Muerte del trapecista


Empezando por el presentador bastonero, los acróbatas, contorsionistas, domadores, equilibristas, escapistas, hombres bala, ilusionistas, malabaristas, mentalistas, mono ciclistas, magos, payasos, titiriteros, cuenta chistes, animadores zanqueros, forzudos, tragafuegos, tragasables, trapecistas, trabajadores de base y el público asistente, ninguno olvidaría aquella función.

El trapecista fuerte, ese que nunca volaba ni daba espectaculares volteretas ni triples saltos mortales, que actuaba de sostén y transmitía seguridad y tranquilidad gracias a sus vigorosos y ágiles brazos salía de la sombra en el instante preciso. Allí arriba era testigo mudo de los aplausos, los vítores, los “¡bravos!”, los emocionados “¡¡¡aaaahhhhhhh!!!”, los aliviados “¡¡¡uuuuuuuiiiiiiiiiii!!!”, los enardecidos aplausos siempre dedicados al trapecista volador, el de las piruetas, los pantallazos y las hazañas mortales.

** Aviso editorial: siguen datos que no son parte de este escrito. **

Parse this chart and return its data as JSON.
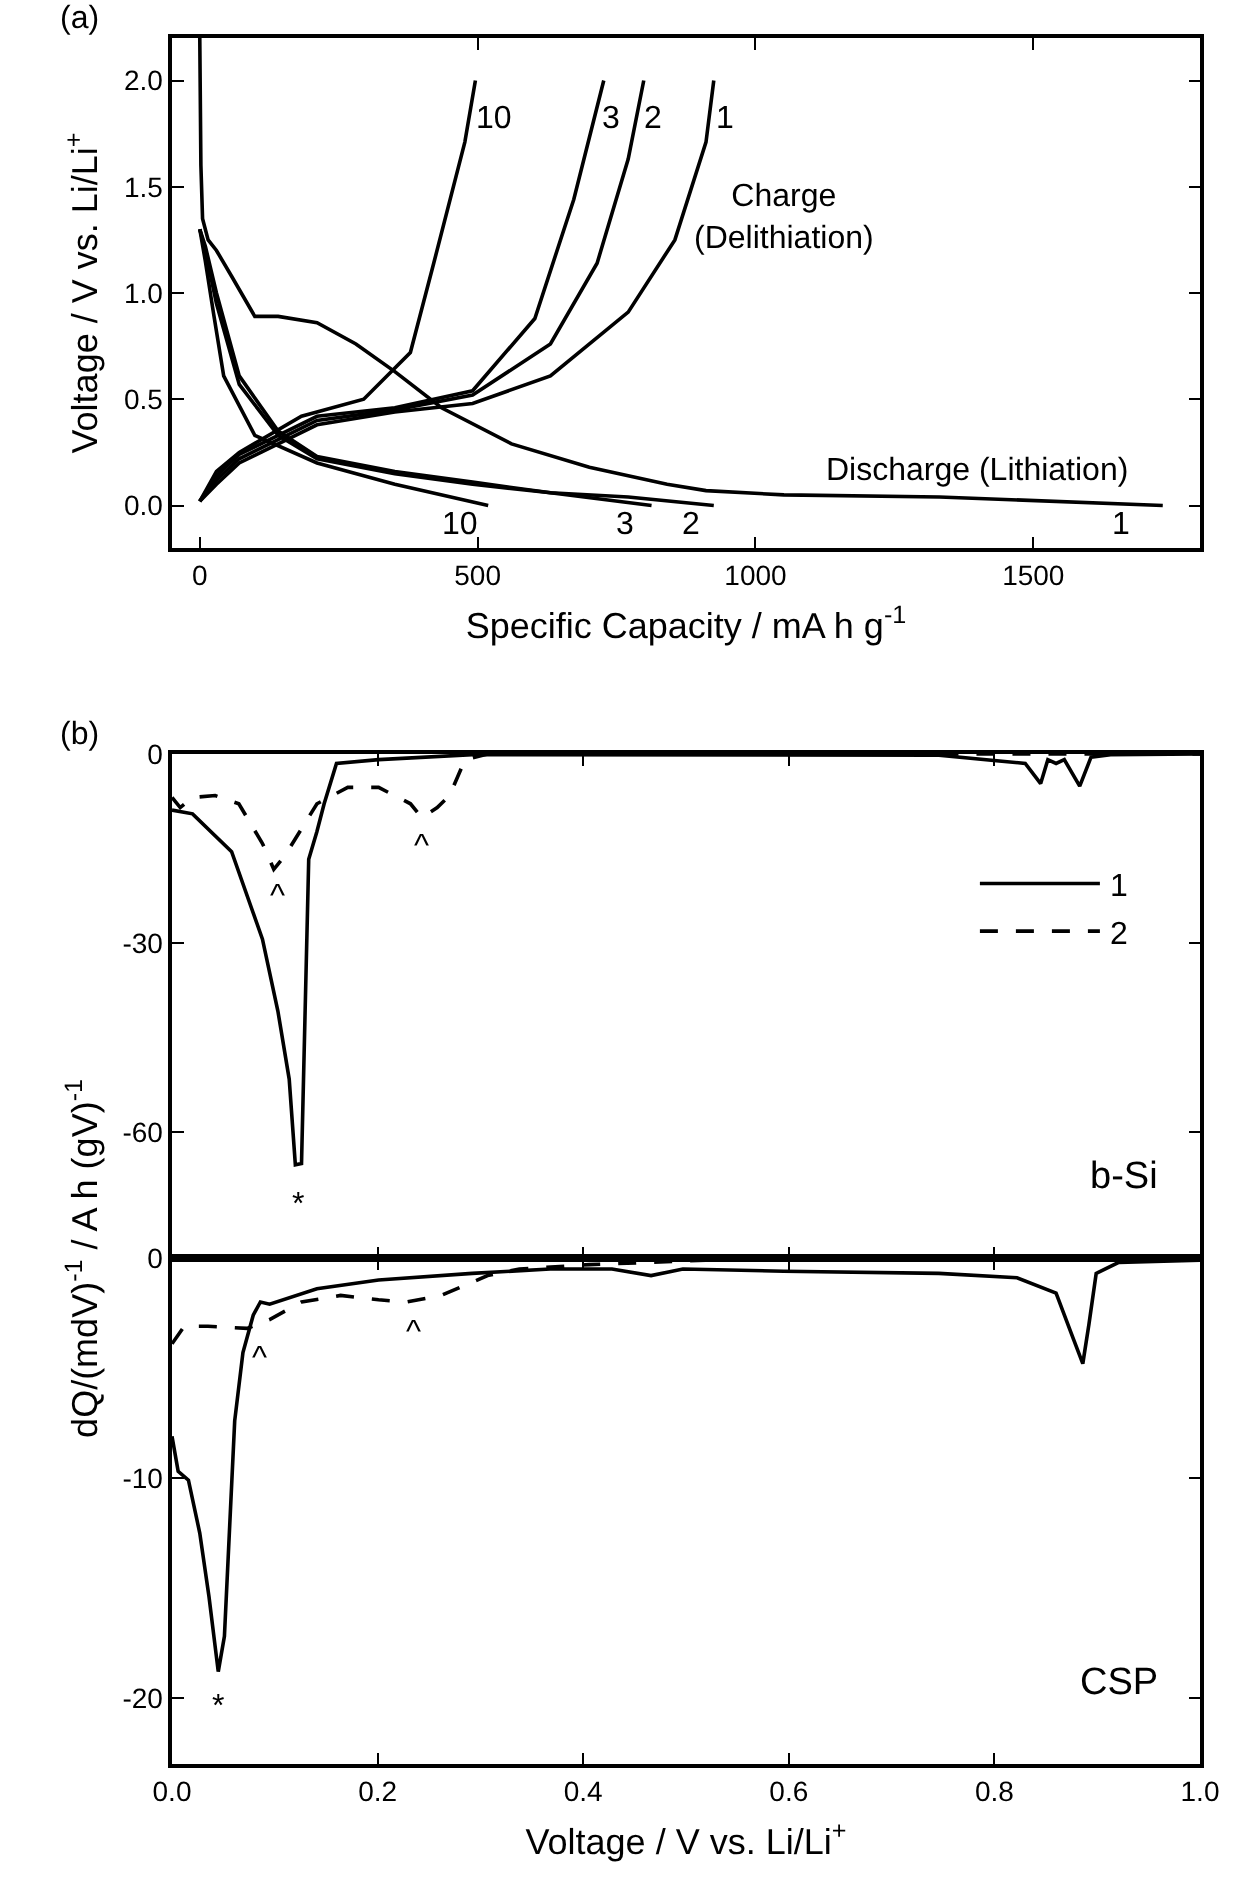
{
  "chart_data": [
    {
      "type": "line",
      "xlabel": "Specific Capacity / mA h g$^{-1}$",
      "ylabel": "Voltage / V vs. Li/Li$^{+}$",
      "xlim": [
        -50,
        1800
      ],
      "ylim": [
        -0.2,
        2.2
      ],
      "xticks": [
        0,
        500,
        1000,
        1500
      ],
      "yticks": [
        {
          "value": 0,
          "label": "0.0"
        },
        {
          "value": 0.5,
          "label": "0.5"
        },
        {
          "value": 1,
          "label": "1.0"
        },
        {
          "value": 1.5,
          "label": "1.5"
        },
        {
          "value": 2,
          "label": "2.0"
        }
      ],
      "legend": false,
      "marker": "none",
      "line_style": "solid",
      "series": [
        {
          "color": "#000000",
          "x": [
            0,
            2,
            5,
            15,
            30,
            57,
            99,
            141,
            211,
            281,
            351,
            435,
            561,
            701,
            841,
            911,
            1051,
            1331,
            1733
          ],
          "values": [
            2.2,
            1.6,
            1.35,
            1.25,
            1.2,
            1.08,
            0.89,
            0.89,
            0.86,
            0.76,
            0.63,
            0.46,
            0.29,
            0.18,
            0.1,
            0.07,
            0.05,
            0.04,
            0.0
          ]
        },
        {
          "color": "#000000",
          "x": [
            0,
            10,
            30,
            71,
            141,
            211,
            351,
            491,
            631,
            771,
            925
          ],
          "values": [
            1.3,
            1.22,
            1.0,
            0.61,
            0.35,
            0.23,
            0.16,
            0.11,
            0.06,
            0.04,
            0.0
          ]
        },
        {
          "color": "#000000",
          "x": [
            0,
            10,
            30,
            71,
            141,
            211,
            351,
            491,
            631,
            813
          ],
          "values": [
            1.3,
            1.2,
            0.95,
            0.57,
            0.33,
            0.22,
            0.15,
            0.1,
            0.06,
            0.0
          ]
        },
        {
          "color": "#000000",
          "x": [
            0,
            10,
            25,
            43,
            99,
            211,
            351,
            519
          ],
          "values": [
            1.3,
            1.15,
            0.9,
            0.61,
            0.33,
            0.2,
            0.1,
            0.0
          ]
        },
        {
          "color": "#000000",
          "x": [
            0,
            30,
            71,
            211,
            351,
            491,
            631,
            771,
            855,
            911,
            925
          ],
          "values": [
            0.02,
            0.1,
            0.2,
            0.38,
            0.44,
            0.48,
            0.61,
            0.91,
            1.25,
            1.71,
            2.0
          ]
        },
        {
          "color": "#000000",
          "x": [
            0,
            30,
            71,
            211,
            351,
            491,
            631,
            715,
            771,
            799
          ],
          "values": [
            0.02,
            0.12,
            0.22,
            0.4,
            0.45,
            0.52,
            0.76,
            1.14,
            1.63,
            2.0
          ]
        },
        {
          "color": "#000000",
          "x": [
            0,
            30,
            71,
            211,
            351,
            491,
            603,
            673,
            727
          ],
          "values": [
            0.02,
            0.14,
            0.24,
            0.42,
            0.46,
            0.54,
            0.88,
            1.44,
            2.0
          ]
        },
        {
          "color": "#000000",
          "x": [
            0,
            30,
            71,
            183,
            295,
            379,
            421,
            477,
            496
          ],
          "values": [
            0.02,
            0.16,
            0.25,
            0.42,
            0.5,
            0.72,
            1.14,
            1.71,
            2.0
          ]
        }
      ],
      "annotations": [
        "(a)",
        "10",
        "3",
        "2",
        "1",
        "10",
        "3",
        "2",
        "1",
        "Charge\n(Delithiation)",
        "Discharge (Lithiation)"
      ]
    },
    {
      "type": "line",
      "ylabel": "dQ/(mdV)$^{-1}$ / A h (gV)$^{-1}$",
      "xlim": [
        0,
        1
      ],
      "ylim": [
        -80,
        0
      ],
      "xticks": [
        {
          "value": 0,
          "label": null
        },
        {
          "value": 0.2,
          "label": null
        },
        {
          "value": 0.4,
          "label": null
        },
        {
          "value": 0.6,
          "label": null
        },
        {
          "value": 0.8,
          "label": null
        },
        {
          "value": 1,
          "label": null
        }
      ],
      "yticks": [
        0,
        -30,
        -60
      ],
      "tick_labels": "y",
      "legend": "top right",
      "marker": "none",
      "series": [
        {
          "name": "1",
          "color": "#000000",
          "line_style": "solid",
          "x": [
            0,
            0.02,
            0.058,
            0.088,
            0.103,
            0.114,
            0.12,
            0.126,
            0.133,
            0.141,
            0.148,
            0.16,
            0.201,
            0.292,
            0.746,
            0.83,
            0.845,
            0.852,
            0.86,
            0.868,
            0.883,
            0.894,
            0.913,
            1.0
          ],
          "values": [
            -8.9,
            -9.5,
            -15.5,
            -29.4,
            -40.8,
            -51.6,
            -65.2,
            -65,
            -16.7,
            -12.3,
            -7.9,
            -1.5,
            -0.9,
            -0.1,
            -0.2,
            -1.5,
            -4.7,
            -0.9,
            -1.5,
            -0.9,
            -5.1,
            -0.5,
            -0.1,
            0
          ]
        },
        {
          "name": "2",
          "color": "#000000",
          "line_style": "dashed",
          "x": [
            0,
            0.008,
            0.02,
            0.042,
            0.065,
            0.088,
            0.099,
            0.11,
            0.141,
            0.171,
            0.201,
            0.232,
            0.243,
            0.258,
            0.27,
            0.285,
            0.307,
            1.0
          ],
          "values": [
            -6.9,
            -8.5,
            -6.9,
            -6.6,
            -7.9,
            -14.2,
            -18.3,
            -16.1,
            -7.9,
            -5.3,
            -5.3,
            -7.9,
            -10.1,
            -8.5,
            -6.6,
            -0.9,
            0,
            0
          ]
        }
      ],
      "annotations": [
        "(b)",
        "b-Si",
        "^",
        "^",
        "*"
      ]
    },
    {
      "type": "line",
      "xlabel": "Voltage / V vs. Li/Li$^{+}$",
      "xlim": [
        0,
        1
      ],
      "ylim": [
        -23,
        0
      ],
      "xticks": [
        {
          "value": 0,
          "label": "0.0"
        },
        {
          "value": 0.2,
          "label": "0.2"
        },
        {
          "value": 0.4,
          "label": "0.4"
        },
        {
          "value": 0.6,
          "label": "0.6"
        },
        {
          "value": 0.8,
          "label": "0.8"
        },
        {
          "value": 1,
          "label": "1.0"
        }
      ],
      "yticks": [
        0,
        -10,
        -20
      ],
      "legend": false,
      "marker": "none",
      "series": [
        {
          "color": "#000000",
          "line_style": "solid",
          "x": [
            0,
            0.006,
            0.016,
            0.027,
            0.036,
            0.045,
            0.051,
            0.061,
            0.069,
            0.079,
            0.086,
            0.095,
            0.141,
            0.201,
            0.292,
            0.368,
            0.428,
            0.466,
            0.497,
            0.595,
            0.746,
            0.822,
            0.86,
            0.877,
            0.886,
            0.892,
            0.899,
            0.921,
            1.0
          ],
          "values": [
            -8.1,
            -9.7,
            -10.1,
            -12.5,
            -15.4,
            -18.8,
            -17.2,
            -7.4,
            -4.3,
            -2.6,
            -2.0,
            -2.1,
            -1.4,
            -1.0,
            -0.7,
            -0.5,
            -0.5,
            -0.8,
            -0.5,
            -0.6,
            -0.7,
            -0.9,
            -1.6,
            -3.7,
            -4.8,
            -3.0,
            -0.7,
            -0.2,
            -0.1
          ]
        },
        {
          "color": "#000000",
          "line_style": "dashed",
          "x": [
            0,
            0.012,
            0.035,
            0.073,
            0.095,
            0.126,
            0.164,
            0.201,
            0.228,
            0.262,
            0.307,
            0.338,
            0.406,
            0.519,
            1.0
          ],
          "values": [
            -3.9,
            -3.1,
            -3.1,
            -3.2,
            -2.8,
            -2.0,
            -1.7,
            -1.9,
            -2.0,
            -1.7,
            -0.8,
            -0.5,
            -0.3,
            -0.1,
            0.0
          ]
        }
      ],
      "annotations": [
        "CSP",
        "^",
        "^",
        "*"
      ]
    }
  ]
}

Abajo, fuera de los focos y los efectos especiales, en la quietud de la caravana contigua, el trapecista fuerte escuchaba en silencio el maltrato continuado, las discusiones, los golpes, los gritos, los insultos y los sollozos entrecortados que su compañero de escena provocaba en su joven esposa, paradojas de la vida, la mejor escapista del mundo, la mejor ilusionista. Conseguía zafarse de lo imposible. Se metamorfoseaba en aire. Escapaba del interior de un saco encerrado a su vez en un baúl, atado y con candados. Entonces, una ayudante con actitud de guardiana victoriosa, se encaramaba encima del baúl. Y, tres, dos, uno... al instante la cortina bajaba y se había producido la transformación. La escapista aparecía en el lugar de la guardiana. Para darle más emoción al espectáculo, lentamente y con alharacas, iban quitando los candados al cofre, desataban todas las cuerdas del saco y allí, sonriente y feliz, aparecía la ayudante. La joven escapista era capaz de burlar cualquier atadura pero no conseguía librarse de las agresivas manos del mejor trapecista del mundo, embriagado de laureles y borracho de alcohol.

La función de la noche comenzó como siempre, cada número mejoraba al anterior, todos intentaban superarse; la velada iba de menos a más, de pique en pique, de triunfo en triunfo, de éxito en éxito. Los acróbatas se compaginaban a la perfección. Antes de comenzar la última rutina del trapecista volador, la de la triple voltereta mortal, soberbio y seguro de sí mismo, el circo se encontraba paralizado, en inquietante suspense. Tras un atronador redoble de tambores una voz anunció: “¡El no va más! ¡Lo nunca visto!”. El número del triple salto mortal sería realizado en el más absoluto vacío, sobre el negro abismo, libre y desprotegido de la red. El trapecista sostén, con la impunidad que da la sombra, decidió sustituir el talco secante y el adherente magnesio por una mezcla resbaladiza de aceite y vaselina. Embadurnó sus manos para que su compañero de escena, el mejor acróbata del mundo que dejaba sin aire a niños y mayores, el gran odiado y admirado Caruya, resbalara en vuelo libre esa noche, estrellando su maltratadora y enferma cabeza contra la roja alfombra del circo.